By the time of his firing, Harrison was already an accomplished orator and author writing frequently in numerous publications. As an orator Harrison was famous for his street corner lectures on a diverse array of topics and around this time was trailblazing his captivating soapbox style. His friend, the great Jamaican historian, J.A. Rogers said “crowds flocked to hear him” and “would stand hours at a time.”

Many liked Harrison’s captivating style of writing and speaking. However, Harrison had his detractors, mostly, because of his candid and often devastating critiques. Three of these particular critiques, that would cost Harrison his postal job, were against America’s most powerful Black leader at the time: Booker T. Washington.

In 1910, Washington, who was touring Europe, was quoted in the London Morning Post as saying that the racial situation in the American South was “far from becoming more difficult or dangerous, becomes more and more reassuring.” This statement was made despite the fact that race riots were ongoing and lynching was prevalent.

Harrison responded with several illuminating facts that directly contradicted Washington’s claims. Harrison pointed out disparities in areas such as school funding for Blacks and whites, and the continuing imposition of segregated laws. He also highlighted how states like Texas were trying to repeal the Fourteenth and Fifteenth Amendments to disenfranchise African-Americans. Harrison stated that although Washington was a “great leader” his leadership was “by grace of white people who elect colored people’s leaders for them.” Harrison would pay for daring to criticize Washington.

Nearly a year later Washington would get revenge, with the help of Charles W. Anderson, New York City’s leading Black Republican. Anderson along with Washington’s assistant, Emmett Scott, New York City Postmaster, Edward M. Morgan and Fred R. Moore, publisher of the New York Age, met to discuss punishing Harrison.

Not long after these powerful men met Harrison would be refused a promotion, would have a salary increase reduced and would be eventually fired. After his removal from the post office Harrison found lower paying work as a speaker, writer and organizer for the Socialist Party, and earned extra money as a tutor.

From 1912 to14 Harrison worked full-time for the Socialist Party. But he became dissatisfied with the party because of the larger party’s failure to embrace more revolutionary direct action agitations tactics to uplift the lot of the working-class and their failure to adequately address the race question. Harrison had argued that Socialists had to speak out on the race question because Blacks were the “most ruthlessly exploited working class group in America.”

In 1914, Harrison would move away from the Socialists after becoming the target of internal attacks for his criticisms of the party.

Harrison then embarked on a more independent path, which would lead to his creation of the Radical Forum, The New Negro Movement, The Liberty League and The Voice newspaper.
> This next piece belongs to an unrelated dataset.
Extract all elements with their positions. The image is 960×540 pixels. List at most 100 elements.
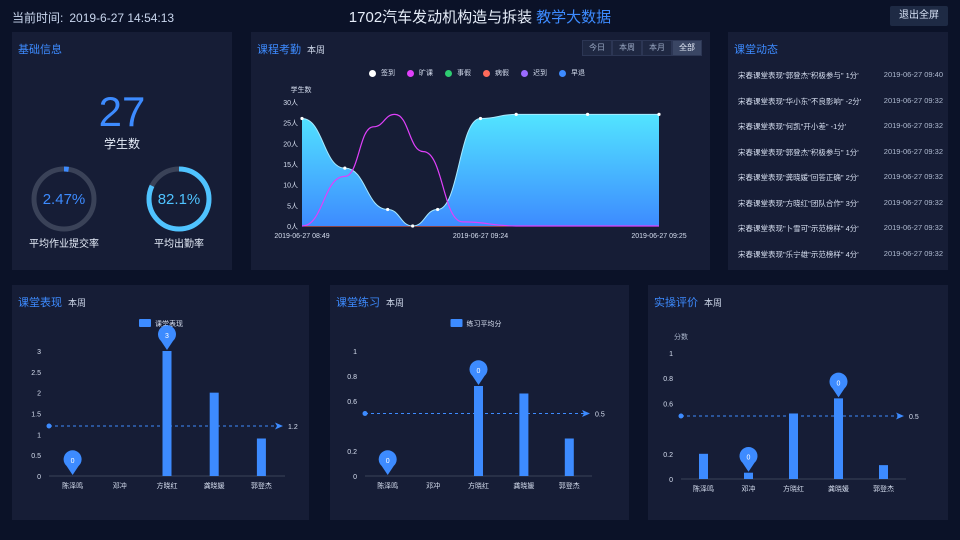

The Radical Forum held lectures throughout Harlem and New York City on a variety of topics. 1915 saw the birth of his New Negro Movement which was “a race conscious, internationalist, mass-based movement for ‘political equality, social justice, civic opportunity and economic power’” geared toward the “Negro common people” and urging defense of self, family and “race” in the face of “lynching and white supremacy.”
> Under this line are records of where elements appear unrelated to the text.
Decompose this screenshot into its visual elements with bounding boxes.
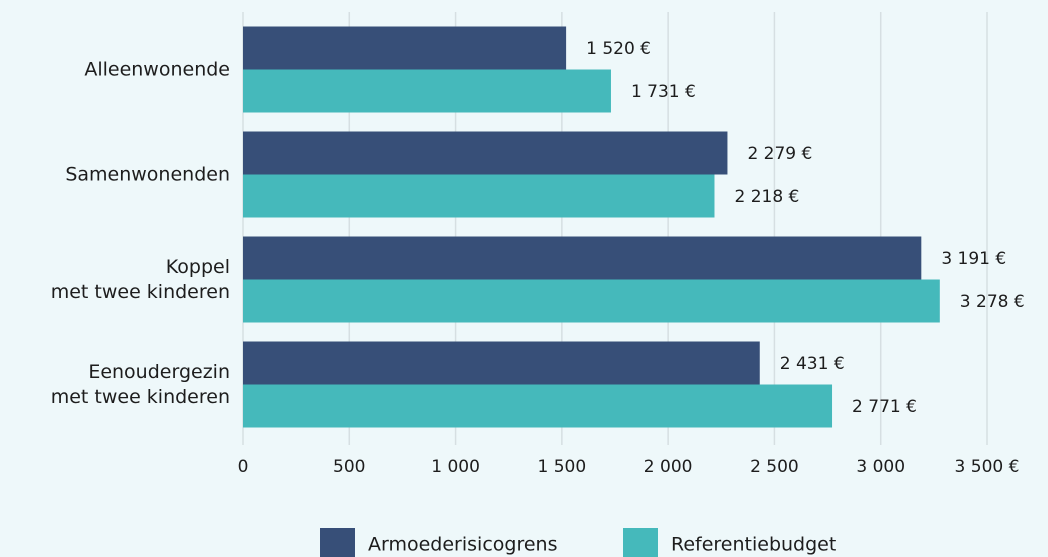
bar (243, 236, 922, 280)
x-tick-label: 1 000 (431, 457, 480, 477)
value-label: 2 771 € (852, 397, 917, 417)
bar (243, 131, 728, 175)
value-label: 3 278 € (960, 292, 1025, 312)
x-tick-label: 3 500 € (955, 457, 1020, 477)
x-tick-label: 3 000 (856, 457, 905, 477)
value-label: 2 431 € (780, 354, 845, 374)
x-tick-label: 0 (238, 457, 249, 477)
bar (243, 341, 760, 385)
x-tick-label: 500 (333, 457, 365, 477)
y-tick-label: Eenoudergezin met twee kinderen (50, 360, 230, 408)
value-label: 1 520 € (586, 39, 651, 59)
y-tick-label: Koppel met twee kinderen (50, 255, 230, 303)
y-tick-label: Alleenwonende (84, 58, 230, 80)
legend-swatch (623, 528, 658, 557)
bar (243, 26, 567, 70)
x-tick-label: 1 500 (538, 457, 587, 477)
x-tick-label: 2 000 (644, 457, 693, 477)
legend-swatch (320, 528, 355, 557)
y-tick-label: Samenwonenden (65, 163, 230, 185)
value-label: 1 731 € (631, 82, 696, 102)
value-label: 2 279 € (747, 144, 812, 164)
bar (243, 384, 833, 428)
value-label: 3 191 € (941, 249, 1006, 269)
bar (243, 279, 940, 323)
x-tick-label: 2 500 (750, 457, 799, 477)
legend-label: Referentiebudget (671, 534, 836, 556)
legend-label: Armoederisicogrens (368, 534, 557, 556)
bar (243, 174, 715, 218)
value-label: 2 218 € (734, 187, 799, 207)
bar (243, 69, 611, 113)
It was around this time that a then disenchanted Marcus Garvey, who had been planning to return to Jamaica, was taken to a Harrison lecture by Jamaican socialist W.A. Domingo. Garvey was so enthralled with Harrison’s oratory that he joined the Liberty League, although he would later leave to continue his work with the UNIA. Garvey would implement many of Harrison’s tactics and teachings in his subsequent organizations.

The final chapters of this biography discusses the further financial difficulties Harrison had funding his organizations, as well as other later conflicts he would have with other Black organizations like the NAACP and figures like W.E.B. DuBois. Dr Jeffrey B. Perry’s book on Hubert Harrison is an invaluable resource on an important figure in early 20th Century America. Five stars. It’s required reading.

Dr. Jeffrey B. Perry, who describes himself as “an independent working class scholar,” was formally educated at Princeton, Harvard, Rutgers and Columbia.